This is a collection of jupyter notebooks demonstration the functionality of the PulPy python package for MR RF pulse and gradient waveform design. These notebooks are Binder-enabled - click on the badge above for an interactive notebook demonstrating the toolbox, or use one of the badges below to jump to a specific demo. Matplotlib will be required for plotting purposes.
Description for specific notebooks:
This notebook demonstrates the analytic design of a few classes of adiabatic RF pulses - a BIR-4 excitation pulse, a hyperbolic secant inversion pulse, and WURST/GOIA-WURST.
This notebook walks through the basics of PulPy SLR design, which is based on John Pauly's MATLAB SLR pulse design toolkit. Advanced methods such as pulse root-flipping and recursive SLR design are demonstrated as well.
This notebook builds on the SLR pulse design notebook by multibanding a conventional SLR RF pulse for excitation in a simultaneous multislice imaging sequence. PINS multiband pulse design is also demonstrated.

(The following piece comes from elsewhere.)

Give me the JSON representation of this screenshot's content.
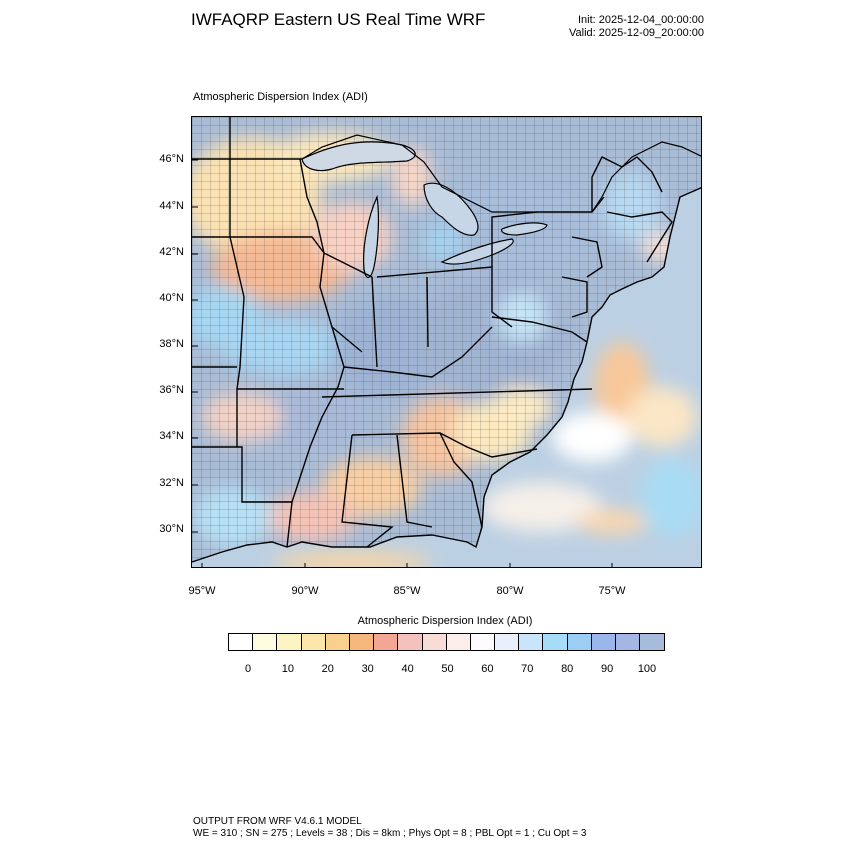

This notebook was inspired by a recent research project! We have experimented with a class of B1+-selective RF pulses as a part of B0-gradient free imaging systems. These systems often use low-cost amplifiers, and the particular class of amplifier we were investigating was only able to produce constant-amplitude waveforms. This notebook designs a B1+-selective pulse by the Bloch-Siegert localized method, then uses VERSE to flatten the amplitude of the pulse.
This notebook demonstrates a basic small tip angle pTx pulse design using a spiral excitation trajectory, and shows how off-resonance may be incorporated into the design.
This notebook demonstrates a simple pTx spokes pulse design.
This notebook walks through an iterative optimal control pulse design for a large-tip angle RF pulse.